In fact, the answer was, is, and always will be Jewish emancipation, for Jews to live safely wherever they live in the world, whether this be Europe, North America or the Middle East today. The Germans simply found yet another convenient way out of dealing with the ‘problem’ they created. Their parents and grandparents ‘solved’ it with the Holocaust, and now they’re ‘solving’ it with Israel – in other words, just not here, not in the present, not in today’s Germany. They get to sit back and condemn the Nazis and honor the Jews they’ve murdered because, as Dara Horn’s book puts it, “people love dead Jews.” In other words, they love to honor the dead as a means of avoiding the living. Europe as a whole has perfected the art of speaking of an entire people in the past tense, not just as a way of conveniently erasing the Jews who are very vocally critical of the Israeli government’s policies, but also as a way of downplaying their complicity in both past and present oppression.

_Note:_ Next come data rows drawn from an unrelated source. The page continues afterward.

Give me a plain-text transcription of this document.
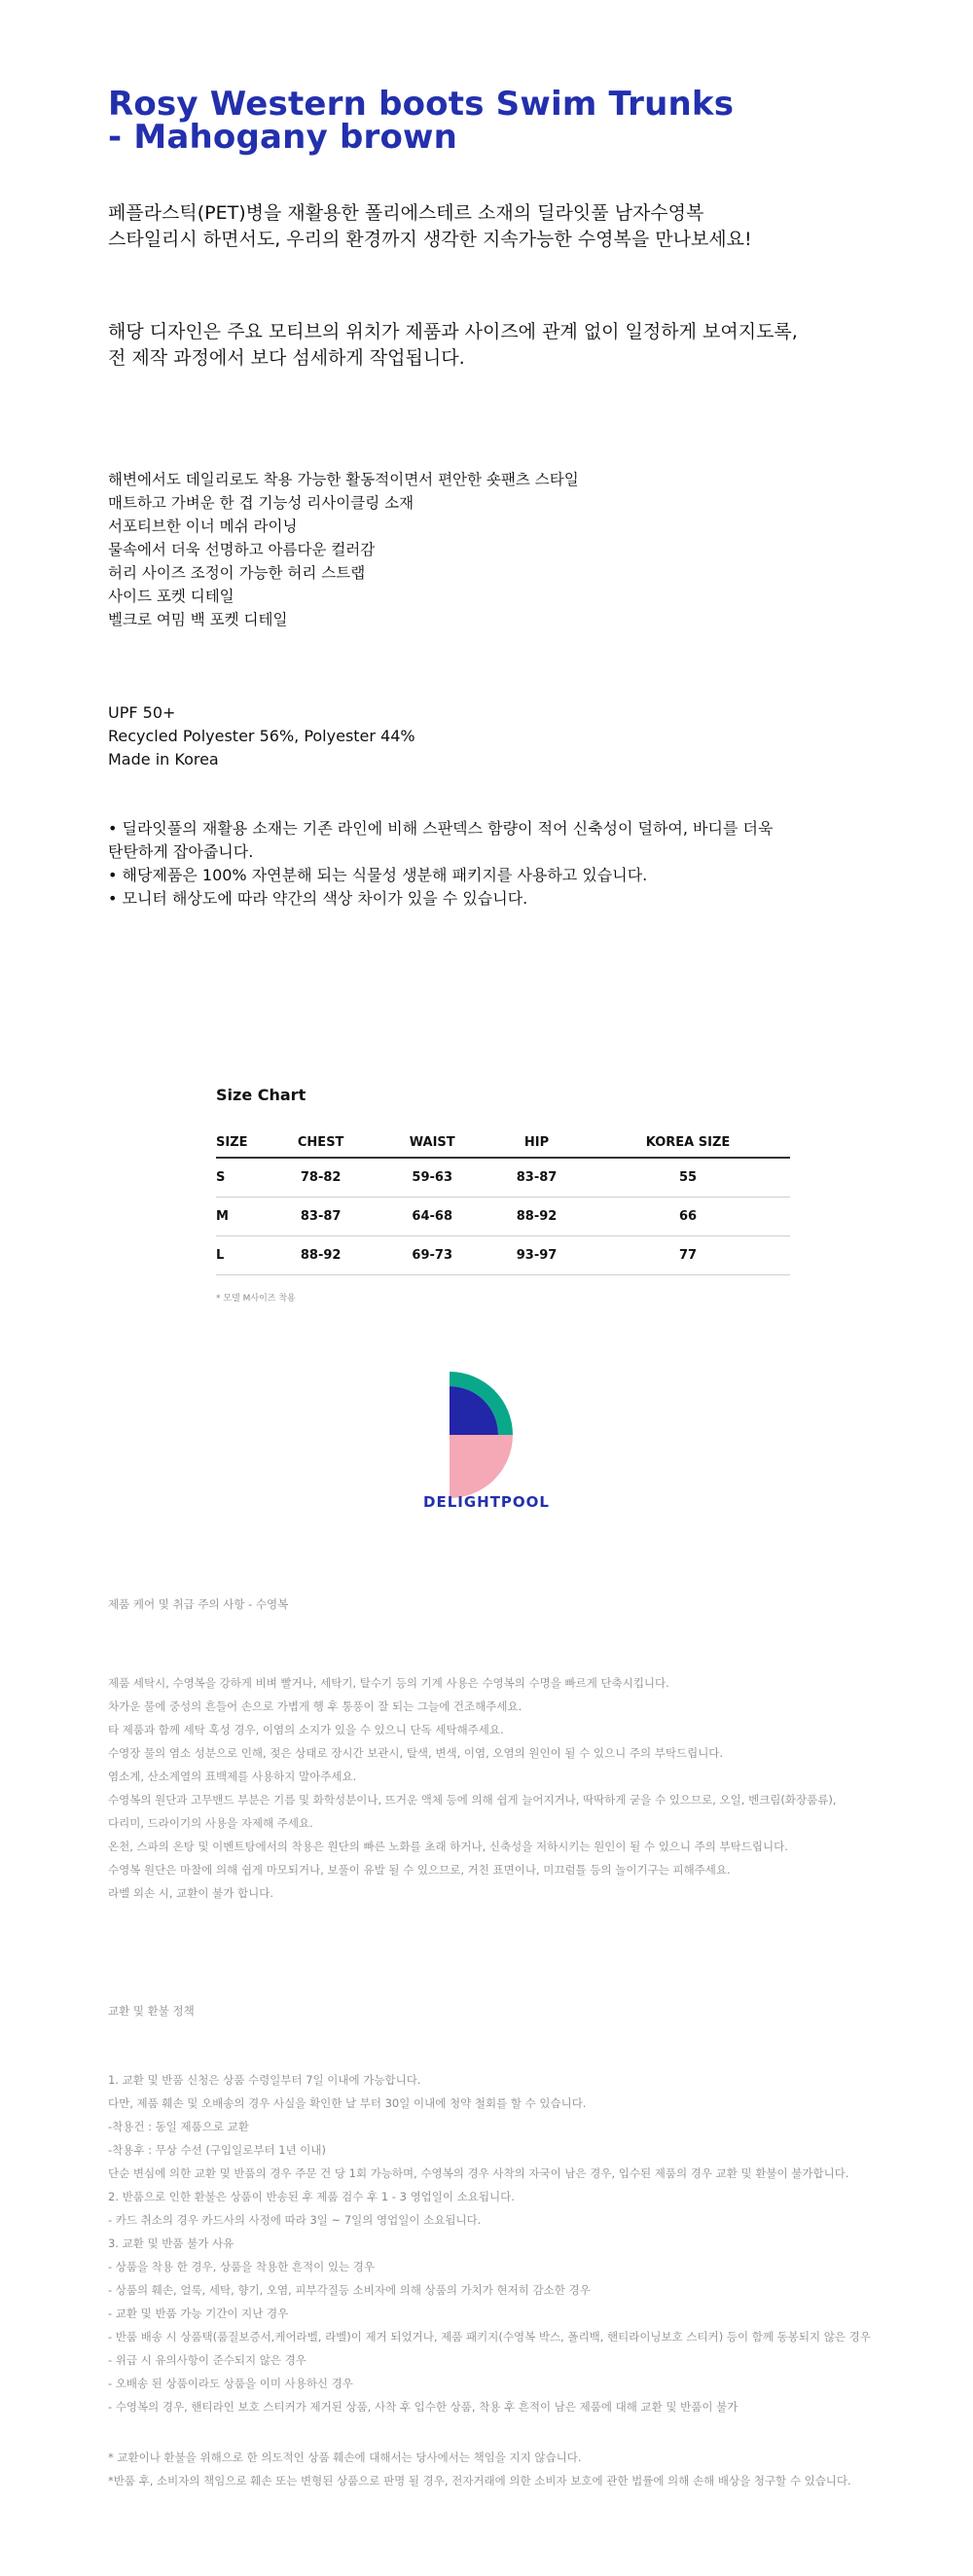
Rosy Western boots Swim Trunks
- Mahogany brown
페플라스틱(PET)병을 재활용한 폴리에스테르 소재의 딜라잇풀 남자수영복
스타일리시 하면서도, 우리의 환경까지 생각한 지속가능한 수영복을 만나보세요!
해당 디자인은 주요 모티브의 위치가 제품과 사이즈에 관계 없이 일정하게 보여지도록,
전 제작 과정에서 보다 섬세하게 작업됩니다.
해변에서도 데일리로도 착용 가능한 활동적이면서 편안한 숏팬츠 스타일
매트하고 가벼운 한 겹 기능성 리사이클링 소재
서포티브한 이너 메쉬 라이닝
물속에서 더욱 선명하고 아름다운 컬러감
허리 사이즈 조정이 가능한 허리 스트랩
사이드 포켓 디테일
벨크로 여밈 백 포켓 디테일
UPF 50+
Recycled Polyester 56%, Polyester 44%
Made in Korea
• 딜라잇풀의 재활용 소재는 기존 라인에 비해 스판덱스 함량이 적어 신축성이 덜하여, 바디를 더욱
탄탄하게 잡아줍니다.
• 해당제품은 100% 자연분해 되는 식물성 생분해 패키지를 사용하고 있습니다.
• 모니터 해상도에 따라 약간의 색상 차이가 있을 수 있습니다.
Size Chart
SIZE	CHEST	WAIST	HIP	KOREA SIZE
S	78-82	59-63	83-87	55
M	83-87	64-68	88-92	66
L	88-92	69-73	93-97	77
* 모델 M사이즈 착용
DELIGHTPOOL
제품 케어 및 취급 주의 사항 - 수영복
제품 세탁시, 수영복을 강하게 비벼 빨거나, 세탁기, 탈수기 등의 기계 사용은 수영복의 수명을 빠르게 단축시킵니다.
차가운 물에 중성의 흔들어 손으로 가볍게 헹 후 통풍이 잘 되는 그늘에 건조해주세요.
타 제품과 함께 세탁 혹성 경우, 이염의 소지가 있을 수 있으니 단독 세탁해주세요.
수영장 물의 염소 성분으로 인해, 젖은 상태로 장시간 보관시, 탈색, 변색, 이염, 오염의 원인이 될 수 있으니 주의 부탁드립니다.
염소계, 산소계열의 표백제를 사용하지 말아주세요.
수영복의 원단과 고무밴드 부분은 기름 및 화학성분이나, 뜨거운 액체 등에 의해 쉽게 늘어지거나, 딱딱하게 굳을 수 있으므로, 오일, 벤크림(화장품류),
다리미, 드라이기의 사용을 자제해 주세요.
온천, 스파의 온탕 및 이벤트탕에서의 착용은 원단의 빠른 노화를 초래 하거나, 신축성을 저하시키는 원인이 될 수 있으니 주의 부탁드립니다.
수영복 원단은 마찰에 의해 쉽게 마모되거나, 보풀이 유발 될 수 있으므로, 거친 표면이나, 미끄럼틀 등의 놀이기구는 피해주세요.
라벨 외손 시, 교환이 불가 합니다.
교환 및 환불 정책
1. 교환 및 반품 신청은 상품 수령일부터 7일 이내에 가능합니다.
다만, 제품 훼손 및 오배송의 경우 사실을 확인한 날 부터 30일 이내에 청약 철회를 할 수 있습니다.
-착용건 : 동일 제품으로 교환
-착용후 : 무상 수선 (구입일로부터 1년 이내)
단순 변심에 의한 교환 및 반품의 경우 주문 건 당 1회 가능하며, 수영복의 경우 사착의 자국이 남은 경우, 입수된 제품의 경우 교환 및 환불이 불가합니다.
2. 반품으로 인한 환불은 상품이 반송된 후 제품 검수 후 1 - 3 영업일이 소요됩니다.
- 카드 취소의 경우 카드사의 사정에 따라 3일 ~ 7일의 영업일이 소요됩니다.
3. 교환 및 반품 불가 사유
- 상품을 착용 한 경우, 상품을 착용한 흔적이 있는 경우
- 상품의 훼손, 얼룩, 세탁, 향기, 오염, 피부각질등 소비자에 의해 상품의 가치가 현저히 감소한 경우
- 교환 및 반품 가능 기간이 지난 경우
- 반품 배송 시 상품택(품질보증서,케어라벨, 라벨)이 제거 되었거나, 제품 패키지(수영복 박스, 폴리백, 핸티라이닝보호 스티커) 등이 함께 동봉되지 않은 경우
- 위급 시 유의사항이 준수되지 않은 경우
- 오배송 된 상품이라도 상품을 이미 사용하신 경우
- 수영복의 경우, 핸티라인 보호 스티커가 제거된 상품, 사착 후 입수한 상품, 착용 후 흔적이 남은 제품에 대해 교환 및 반품이 불가
* 교환이나 환불을 위해으로 한 의도적인 상품 훼손에 대해서는 당사에서는 책임을 지지 않습니다.
*반품 후, 소비자의 책임으로 훼손 또는 변형된 상품으로 판명 될 경우, 전자거래에 의한 소비자 보호에 관한 법률에 의해 손해 배상을 청구할 수 있습니다.
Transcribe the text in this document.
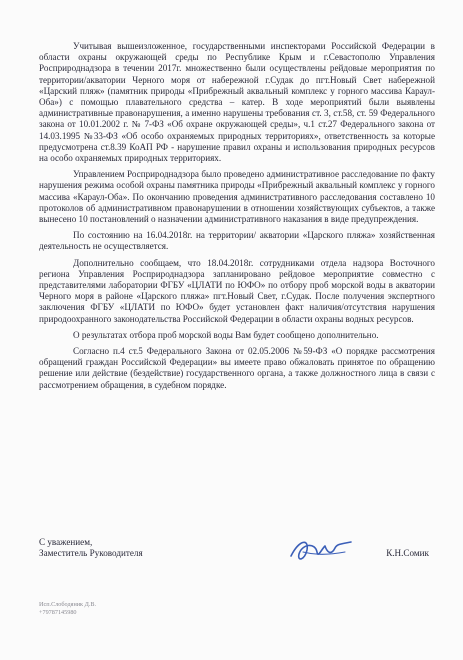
Учитывая вышеизложенное, государственными инспекторами Российской Федерации в области охраны окружающей среды по Республике Крым и г.Севастополю Управления Росприроднадзора в течении 2017г. множественно были осуществлены рейдовые мероприятия по территории/акватории Черного моря от набережной г.Судак до пгт.Новый Свет набережной «Царский пляж» (памятник природы «Прибрежный аквальный комплекс у горного массива Караул-Оба») с помощью плавательного средства – катер. В ходе мероприятий были выявлены административные правонарушения, а именно нарушены требования ст. 3, ст.58, ст. 59 Федерального закона от 10.01.2002 г. № 7-ФЗ «Об охране окружающей среды», ч.1 ст.27 Федерального закона от 14.03.1995 №33-ФЗ «Об особо охраняемых природных территориях», ответственность за которые предусмотрена ст.8.39 КоАП РФ - нарушение правил охраны и использования природных ресурсов на особо охраняемых природных территориях.

Управлением Росприроднадзора было проведено административное расследование по факту нарушения режима особой охраны памятника природы «Прибрежный аквальный комплекс у горного массива «Караул-Оба». По окончанию проведения административного расследования составлено 10 протоколов об административном правонарушении в отношении хозяйствующих субъектов, а также вынесено 10 постановлений о назначении административного наказания в виде предупреждения.

По состоянию на 16.04.2018г. на территории/ акватории «Царского пляжа» хозяйственная деятельность не осуществляется.

Дополнительно сообщаем, что 18.04.2018г. сотрудниками отдела надзора Восточного региона Управления Росприроднадзора запланировано рейдовое мероприятие совместно с представителями лаборатории ФГБУ «ЦЛАТИ по ЮФО» по отбору проб морской воды в акватории Черного моря в районе «Царского пляжа» пгт.Новый Свет, г.Судак. После получения экспертного заключения ФГБУ «ЦЛАТИ по ЮФО» будет установлен факт наличия/отсутствия нарушения природоохранного законодательства Российской Федерации в области охраны водных ресурсов.

О результатах отбора проб морской воды Вам будет сообщено дополнительно.

Согласно п.4 ст.5 Федерального Закона от 02.05.2006 №59-ФЗ «О порядке рассмотрения обращений граждан Российской Федерации» вы имеете право обжаловать принятое по обращению решение или действие (бездействие) государственного органа, а также должностного лица в связи с рассмотрением обращения, в судебном порядке.

С уважением,
Заместитель Руководителя	К.Н.Сомик
Исп.Слободяник Д.В.
+79787145980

In recent years, we have been seeing a resurgence in Palestinian engagement with German and Jewish history. At protests in 2021, many held signs such as “Palestinian children pay the price for guilty German consciences” and “liebe Germany, you can’t fix the past by silencing the present.” This is it, in a nutshell, and it is no surprise that this was said in Germany itself. I think these Palestinians have understood the consequences of the Holocaust much more so than the European politicians seeking to absolve themselves of the history of their continent through unconditionally supporting the Israeli government. Many Palestinians and Jews in Germany seem to be aware of this today, so they hold up a mirror reflecting Germany’s own moral monstrosity. Germany, in return, arrests both Palestinians and Jews on the streets calling for a ceasefire in Gaza or bans their demonstrations – including one by Jews with the theme “Jewish Berliners against violence in the Middle East – Against the murder of our fellow human being in Gaza, Jewish and Palestinian people have the same right to live.” They even cited “anti-semitism” as a reason for banning a protest by Jews because, again, Germany wants to maintain the right to define who is a Jew, a right it most notoriously gave itself under the Third Reich. Having Jews saying Palestinians in Gaza are fellow human beings proved to be too much.

3.

When the dust settles in Gaza – a horrible metaphor given the extent of Israeli destruction – we will all have to reckon with the fact that less than eight decades after the Holocaust, the world’s only Jewish state decided to commit a genocide, live-stream it for the world to see, and with the full complicity of the German state which committed the Holocaust in the first place. We are still looking for the poet of Troy.